Bayezid sesini çıkaramadı, haklıydı zira. Sladjana dudaklarını adama yaklaştırdığı vakit Bayezid iki adım geriye gitti ve giyinip odadan çıkması gerektiğini, bunun da bir daha tekrarlanmasını istemediğini söyledi. Sladjana da dediğini yapıp odadan ayrıldı, Bayezid o giyinirken göz ucuyla dahi bakmamıştı ona, başını çevirmişti.

Kitap okuyamayacağını anlayıp biraz talim yapmaya karar verdi. Kılıcını ve ok takımının bahçeye çıkarılmasını emretti. Beyaz atı da oradaydı.

Karşısına tahtadan bir hedef konmuştu lakin hedef onun isteği üzerine oldukça küçüktü ve birkaç taneydi. Birbirlerinden uzakta duran bu hedefleri herhangi birinin vurması mümkün değildi, bir kemankeş gibi yay ehli olması lazımdı. Ata yadigârı anka kuşlu yayı parmaklarının arasına geçirdi, diğer parmaklarının arasına aldığı oku da kirişe geçirip gezledi. Kirişi parmaklarının arasına sabitleyip sertçe çekti. "Ya Hak!" Hedef epey uzak ve küçüktü. Kirişi bıraktığı an ok hedefiyle buluştu. Eline iki ok daha aldı ve birini gezlerken ötekini de hızlı olabilmek için diğer atışa sakladı, boşluktaki iki parmağı arasına geçirdi. "Ya Hak!" Kirişi sertçe çekip diğer hedefe doğru bıraktı. Yine vurmuştu. Hiç ara vermeden parmakları arasındaki oku alıp aynı şekilde gezleyip bıraktı, daha ilerideki hedefi de vurdu.

Bu yöntem esasen hız içindi, bir Türk'ün en büyük özelliği çok hızlı ok atıp bunu hareket eden atın üzerinde bile yapabilmesiydi. Attığını vururdu Türk, kısa boylu okları garp devletlerininkinin aksine daha uzun menzilli ve daha kullanışlıydı. Uzun yay at üzerinde kullanılamazdı, kısa yaylar at üzeri için kullanışlıydı. Türkler onların aksine oklarını sağ taraftan gezlerlerdi, bundan sebep onlar hareket etse dahi ok sabit kalırdı.

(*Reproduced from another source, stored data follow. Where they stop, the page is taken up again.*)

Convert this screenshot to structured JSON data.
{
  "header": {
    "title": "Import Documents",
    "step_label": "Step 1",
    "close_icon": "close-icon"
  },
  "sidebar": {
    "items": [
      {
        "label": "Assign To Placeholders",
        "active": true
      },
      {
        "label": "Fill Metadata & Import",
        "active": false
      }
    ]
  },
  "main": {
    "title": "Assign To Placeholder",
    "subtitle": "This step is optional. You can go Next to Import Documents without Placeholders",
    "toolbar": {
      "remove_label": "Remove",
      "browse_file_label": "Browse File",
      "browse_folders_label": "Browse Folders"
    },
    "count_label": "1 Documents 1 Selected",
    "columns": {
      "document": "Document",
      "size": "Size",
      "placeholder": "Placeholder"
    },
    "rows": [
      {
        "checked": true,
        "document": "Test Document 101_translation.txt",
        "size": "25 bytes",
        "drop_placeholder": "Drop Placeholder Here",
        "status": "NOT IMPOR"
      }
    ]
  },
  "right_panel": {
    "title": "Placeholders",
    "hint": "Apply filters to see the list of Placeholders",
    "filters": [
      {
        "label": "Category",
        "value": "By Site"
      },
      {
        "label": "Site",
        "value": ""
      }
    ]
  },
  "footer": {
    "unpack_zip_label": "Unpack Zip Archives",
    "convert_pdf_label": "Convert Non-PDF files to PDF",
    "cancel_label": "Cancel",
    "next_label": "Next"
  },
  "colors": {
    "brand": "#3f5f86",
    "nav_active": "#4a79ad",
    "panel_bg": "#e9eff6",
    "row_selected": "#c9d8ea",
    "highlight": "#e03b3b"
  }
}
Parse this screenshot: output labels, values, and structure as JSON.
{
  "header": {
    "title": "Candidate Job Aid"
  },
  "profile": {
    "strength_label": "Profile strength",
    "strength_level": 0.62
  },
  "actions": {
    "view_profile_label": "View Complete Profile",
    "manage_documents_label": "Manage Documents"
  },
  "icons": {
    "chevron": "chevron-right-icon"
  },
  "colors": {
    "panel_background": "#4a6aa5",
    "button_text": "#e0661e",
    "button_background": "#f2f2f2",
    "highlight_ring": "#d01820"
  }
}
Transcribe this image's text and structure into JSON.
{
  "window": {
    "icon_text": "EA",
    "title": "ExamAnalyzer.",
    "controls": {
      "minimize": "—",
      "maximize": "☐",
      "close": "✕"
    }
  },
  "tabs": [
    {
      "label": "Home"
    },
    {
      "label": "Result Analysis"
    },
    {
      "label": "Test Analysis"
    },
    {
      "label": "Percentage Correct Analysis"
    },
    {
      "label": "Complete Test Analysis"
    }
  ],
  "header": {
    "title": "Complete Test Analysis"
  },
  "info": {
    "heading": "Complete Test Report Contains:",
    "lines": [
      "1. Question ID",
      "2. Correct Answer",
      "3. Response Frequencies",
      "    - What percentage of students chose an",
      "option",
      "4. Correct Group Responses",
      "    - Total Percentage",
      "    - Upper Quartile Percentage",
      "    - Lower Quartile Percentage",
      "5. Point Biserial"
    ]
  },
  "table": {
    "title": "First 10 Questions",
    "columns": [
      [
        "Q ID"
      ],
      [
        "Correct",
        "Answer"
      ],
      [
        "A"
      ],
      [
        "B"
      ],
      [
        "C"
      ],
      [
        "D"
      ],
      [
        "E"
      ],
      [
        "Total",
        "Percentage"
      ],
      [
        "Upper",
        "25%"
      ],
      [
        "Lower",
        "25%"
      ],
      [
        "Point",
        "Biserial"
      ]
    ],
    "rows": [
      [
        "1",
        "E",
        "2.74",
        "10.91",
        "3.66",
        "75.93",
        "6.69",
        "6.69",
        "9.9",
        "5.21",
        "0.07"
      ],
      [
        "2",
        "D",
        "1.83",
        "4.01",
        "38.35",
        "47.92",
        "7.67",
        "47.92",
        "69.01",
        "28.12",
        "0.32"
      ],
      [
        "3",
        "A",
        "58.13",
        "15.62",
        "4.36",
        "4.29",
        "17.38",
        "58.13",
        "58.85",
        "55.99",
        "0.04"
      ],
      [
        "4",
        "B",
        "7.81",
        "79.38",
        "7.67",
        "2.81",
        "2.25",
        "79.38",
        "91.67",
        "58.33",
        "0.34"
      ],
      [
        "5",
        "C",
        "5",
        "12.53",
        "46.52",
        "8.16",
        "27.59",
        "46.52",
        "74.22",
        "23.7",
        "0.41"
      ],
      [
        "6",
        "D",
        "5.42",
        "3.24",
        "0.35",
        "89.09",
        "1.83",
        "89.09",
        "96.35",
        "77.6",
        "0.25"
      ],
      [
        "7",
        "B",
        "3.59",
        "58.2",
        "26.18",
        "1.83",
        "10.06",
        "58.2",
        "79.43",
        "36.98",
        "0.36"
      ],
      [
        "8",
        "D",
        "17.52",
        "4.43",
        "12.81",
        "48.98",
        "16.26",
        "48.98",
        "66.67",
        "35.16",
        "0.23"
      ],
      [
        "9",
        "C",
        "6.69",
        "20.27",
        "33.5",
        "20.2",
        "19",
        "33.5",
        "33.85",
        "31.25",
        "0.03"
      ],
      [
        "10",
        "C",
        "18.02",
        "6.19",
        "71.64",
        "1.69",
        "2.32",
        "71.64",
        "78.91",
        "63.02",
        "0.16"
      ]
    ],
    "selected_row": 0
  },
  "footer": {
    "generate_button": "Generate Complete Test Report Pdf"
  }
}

Sürekli sadaktan ok alıp vakit kaybedilmezdi, onun yerine birkaç ok boştaki parmaklara yerleştirilir atış aralığı kısaltılırdı. Böylece düşmanın en büyük korkusu olan Türk okçuları onları alt eder ve okçuluğuyla üstünlük sağlardı. At üzerindeyken geriye dönüp atış yapabilen bu milleti durdurmak zordu, savaşın kapıda olduğunu hisseden Bayezid bunları çok iyi bilse de talim yapmaktan geri durmuyordu. Körelemezdi, padişah dahi olsa gerektiğinde savaşacaktı.

Getirilen atına bindi bu defa. Bembeyaz atı üzerinde heybetli gözüküyordu. Zaten kuşandığı silahlar da gösterişliydi. Anka kuşlu yayının kirişini kavrayıp oku gezledi yeniden. Atı koşturmaya başladı, hedefi geçtiği vakit arkasına dönüp kirişi bıraktı. Hedefi vurmuştu, savaşçı bir Türk ve bir padişah için en kolay işti bu. Atı biraz daha hızlandırıp aynı hedefe doğru tekrar geriye döndü, hedefi yeniden vurdu. Hiç ara vermeden bir tane daha atış yapıp hemen önüne döndü ve önündeki hedefe yolladı oku. Yine isabet etti, o kadar hıza ve geriye dönüp öne dönmeye rağmen başarmıştı.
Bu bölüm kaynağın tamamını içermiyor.